Portrait
A note by Lady Lubbock to her children (2)


About the following year my Mother decided to send me to Girton and in order to prepare for college I went to live with my sister in London and to attend lectures at University College, Gower Street. These lectures had only just been started as an experiment in higher education for women. I went to those on Constitutional History and Literature. The attempt to add Latin and mathematics to the scheme failed for lack of attendance.

I also had the great good fortune of getting lessons in Greek from Miss Cook (Mrs C. P. Scott) who had just passed out triumphantly in the First Class of the Classical Tripos at Cambridge. She with Miss Lumsden and Miss Woodhead, (the Girton Pioneers) were the first women to pass the examinations for honours at Cambridge. Afterwards when I was at Girton I read some Greek with Miss Lumsden, a privilege for which I have always been most grateful.
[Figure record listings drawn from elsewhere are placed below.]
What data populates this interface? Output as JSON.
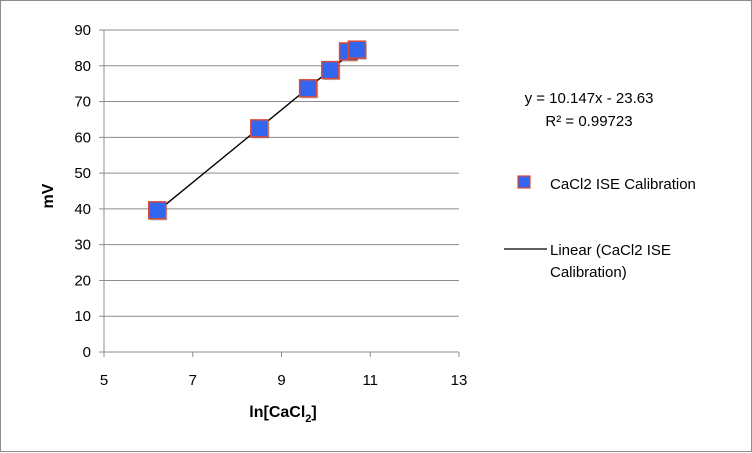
{
  "chart_data": {
    "type": "scatter",
    "xlabel": "ln[CaCl",
    "xlabel_sub": "2",
    "xlabel_suffix": "]",
    "ylabel": "mV",
    "xlim": [
      5,
      13
    ],
    "ylim": [
      0,
      90
    ],
    "x_ticks": [
      "5",
      "7",
      "9",
      "11",
      "13"
    ],
    "y_ticks": [
      "0",
      "10",
      "20",
      "30",
      "40",
      "50",
      "60",
      "70",
      "80",
      "90"
    ],
    "grid": "horizontal",
    "legend_position": "right",
    "series": [
      {
        "name": "CaCl2 ISE Calibration",
        "marker": "square",
        "marker_color": "#3366ee",
        "marker_edge_color": "#d94a3a",
        "points": [
          {
            "x": 6.2,
            "y": 39.6
          },
          {
            "x": 8.5,
            "y": 62.5
          },
          {
            "x": 9.6,
            "y": 73.7
          },
          {
            "x": 10.1,
            "y": 78.8
          },
          {
            "x": 10.5,
            "y": 84.0
          },
          {
            "x": 10.7,
            "y": 84.5
          }
        ]
      }
    ],
    "trendline": {
      "name": "Linear (CaCl2 ISE Calibration)",
      "name_lines": [
        "Linear (CaCl2 ISE",
        "Calibration)"
      ],
      "type": "linear",
      "slope": 10.147,
      "intercept": -23.63,
      "x_range": [
        6.2,
        10.7
      ],
      "color": "#000000",
      "equation": "y = 10.147x - 23.63",
      "r_squared": "R² = 0.99723"
    }
  }
}
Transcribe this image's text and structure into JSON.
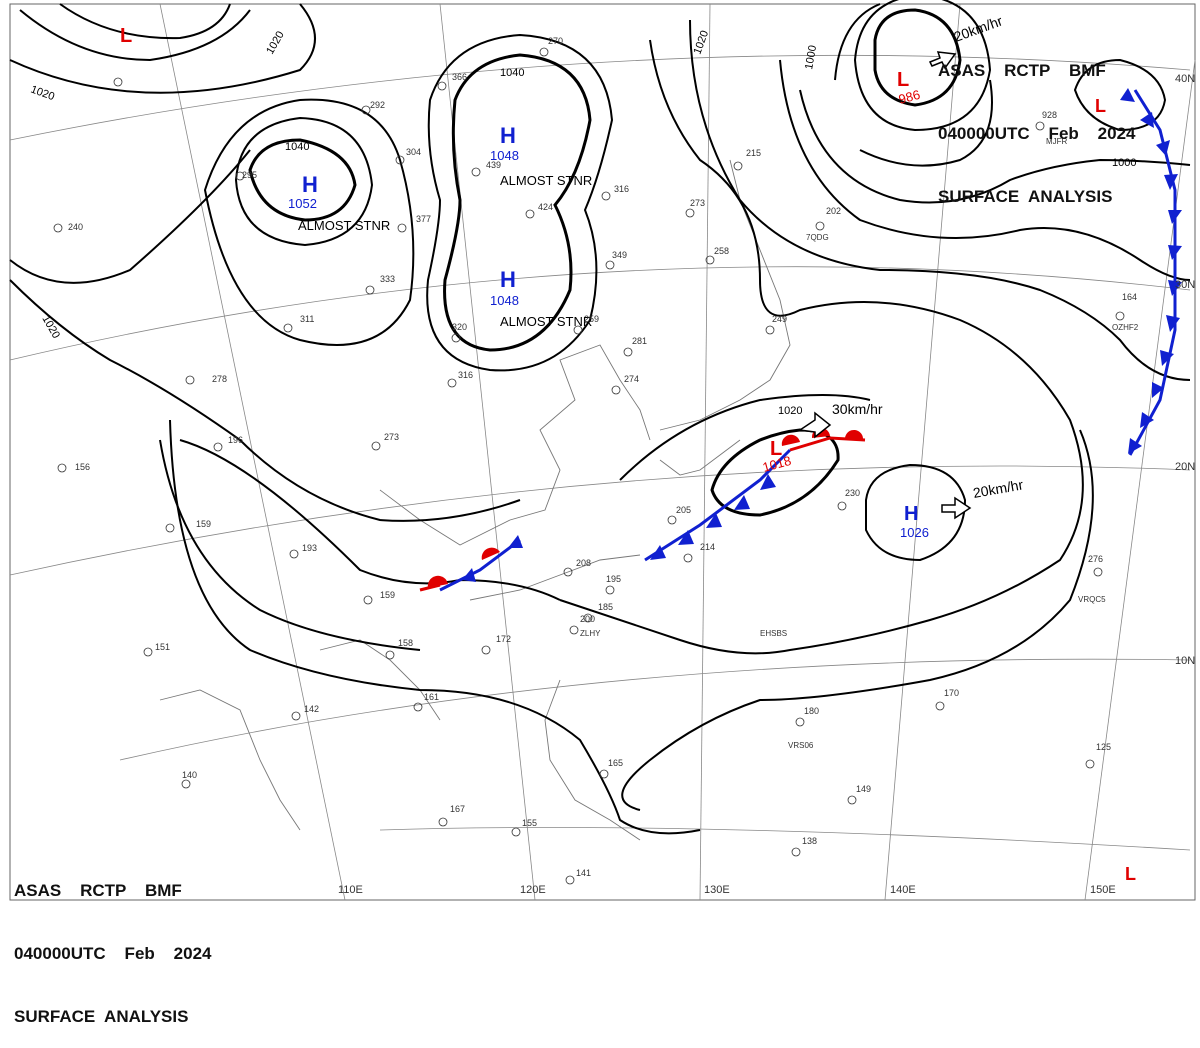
{
  "header": {
    "line1": "ASAS    RCTP    BMF",
    "line2": "040000UTC    Feb    2024",
    "line3": "SURFACE  ANALYSIS"
  },
  "pressure_systems": [
    {
      "type": "L",
      "value": "",
      "color": "#e00000"
    },
    {
      "type": "H",
      "value": "1052",
      "color": "#1020d0",
      "note": "ALMOST STNR"
    },
    {
      "type": "H",
      "value": "1048",
      "color": "#1020d0",
      "note": "ALMOST STNR"
    },
    {
      "type": "H",
      "value": "1048",
      "color": "#1020d0",
      "note": "ALMOST STNR"
    },
    {
      "type": "L",
      "value": "986",
      "color": "#e00000",
      "note": "20km/hr"
    },
    {
      "type": "L",
      "value": "",
      "color": "#e00000"
    },
    {
      "type": "L",
      "value": "1018",
      "color": "#e00000",
      "note": "30km/hr"
    },
    {
      "type": "H",
      "value": "1026",
      "color": "#1020d0",
      "note": "20km/hr"
    },
    {
      "type": "L",
      "value": "",
      "color": "#e00000"
    }
  ],
  "isobar_labels": [
    "1020",
    "1020",
    "1020",
    "1040",
    "1040",
    "1020",
    "1000",
    "1000",
    "1020"
  ],
  "lat_labels": [
    "40N",
    "30N",
    "20N",
    "10N"
  ],
  "lon_labels": [
    "110E",
    "120E",
    "130E",
    "140E",
    "150E"
  ],
  "station_obs": [
    "156",
    "159",
    "151",
    "142",
    "140",
    "167",
    "155",
    "141",
    "278",
    "196",
    "273",
    "193",
    "159",
    "158",
    "172",
    "161",
    "208",
    "185",
    "195",
    "200",
    "214",
    "205",
    "230",
    "180",
    "170",
    "125",
    "149",
    "138",
    "165",
    "276",
    "164",
    "258",
    "273",
    "349",
    "316",
    "424",
    "304",
    "377",
    "333",
    "320",
    "316",
    "292",
    "366",
    "270",
    "439",
    "295",
    "240",
    "215",
    "202",
    "928",
    "311",
    "281",
    "274",
    "259",
    "249"
  ],
  "station_ids": [
    "EHSBS",
    "VRS06",
    "VRQC5",
    "ZLHY",
    "MJFR",
    "7QDG",
    "OZHF2"
  ],
  "colors": {
    "high": "#1020d0",
    "low": "#e00000",
    "cold_front": "#1020d0",
    "warm_front": "#e00000",
    "isobar": "#000000",
    "grid": "#888888",
    "coast": "#777777"
  }
}
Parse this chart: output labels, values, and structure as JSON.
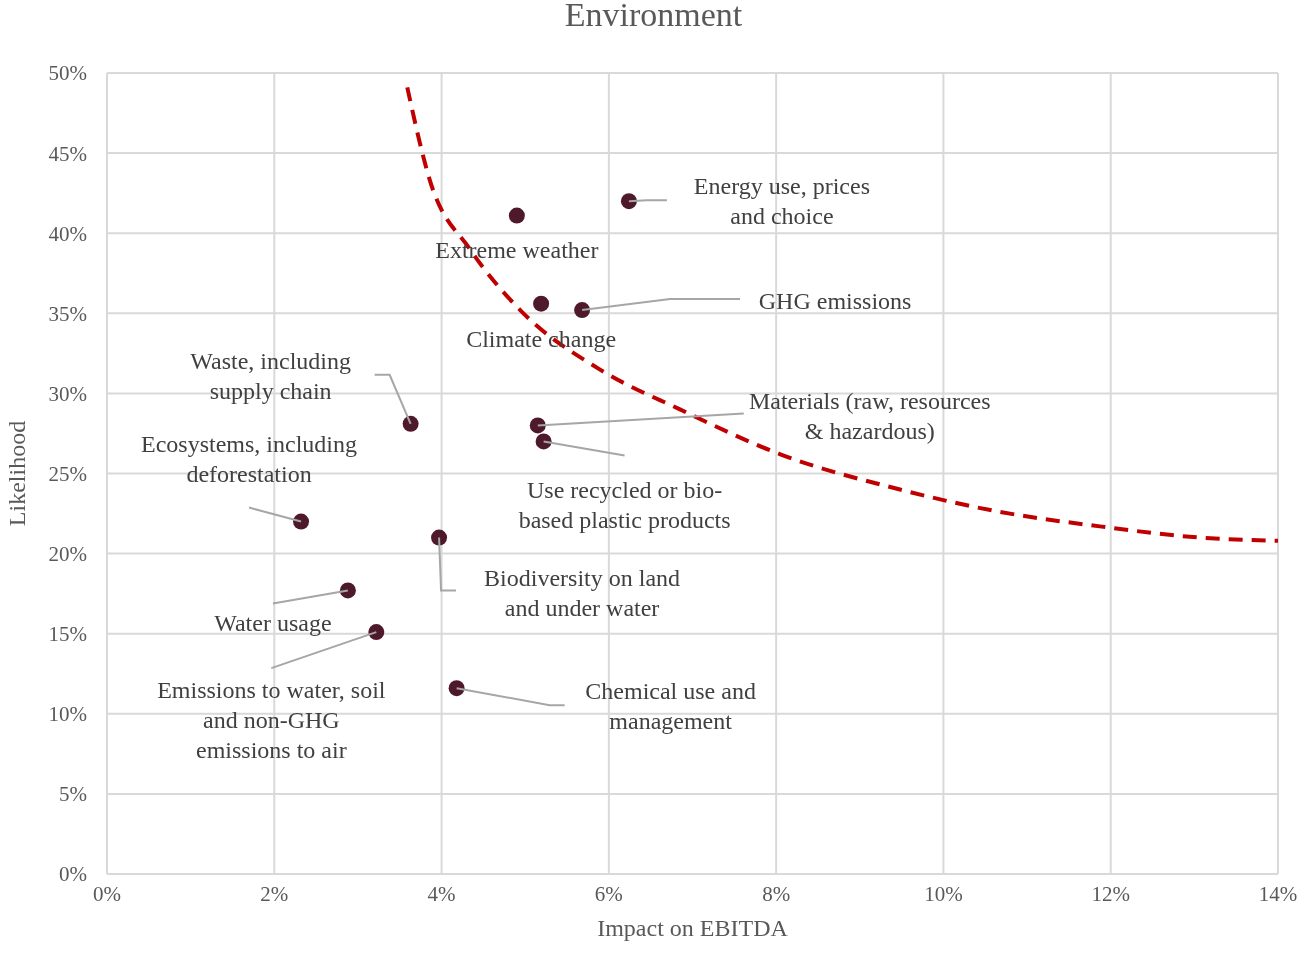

In October 1874 I went to Girton and for three happy years I worked at Physiology, Comparative Anatomy and Chemistry under such distinguished teachers as Sir Michael Foster, Mr. Francis Balfour and Prof. Dewar. We early students were particularly fortunate in that it was only the most eminent and enlightened lecturers at Cambridge who opened their classes to women. In December 1878 I went up for the examination for the Natural Science Tripos and got a second class; and for two years afterwards I held the post of Science Mistress at the college, having the charge of the new chemical laboratory which Lady Stanley had just given. In addition to superintending the work of the chemical students I also taught elementary mathematics to some students who came up wholly unprepared for taking the mathematics in the Little Go Exam. I mention this because it has been said that I was Mathematical Mistress at Girton which is not true.

My connection as teacher with the college came to an end in 1881, when I married and thereafter I became entirely absorbed in my husband's interests which centred in the West Indian Colonies. Another cause which further detached me from my old fellow students was that I was utterly out of sympathy with the Women's Suffrage movement. Even in my first year at Girton I had refused to sign a petition which was going round the college on the ground that I had too little knowledge of politics to pledge myself to support the movement. Later I became genuinely convinced that the agitation for the vote was premature and based on insufficient evidence that women would use it for the benefit of the country. I used to ask my suffragist friends whether they exercised their votes for local bodies or sought election on Boards of Guardians, etc, in order to prove that they could do useful public work but the idea was generally received with scorn. The splendid work which was done by women during the war has of course entirely altered the aspect of the question.

Little of interest for the world outside my family remains to be told.

In conclusion, omitted here, Constance wrote that she lost her husband and her only son during the World War I, and moved back to the house in Slough with her two unmarried sisters to devote herself to arrange records of astronomical studies and observations and many other fields her parents and her grand parents had left. She mentioned that her work was finally published from Cambridge as "the Herschel Chronicle" and ended the note with a sentence: "This is an achievement of my life."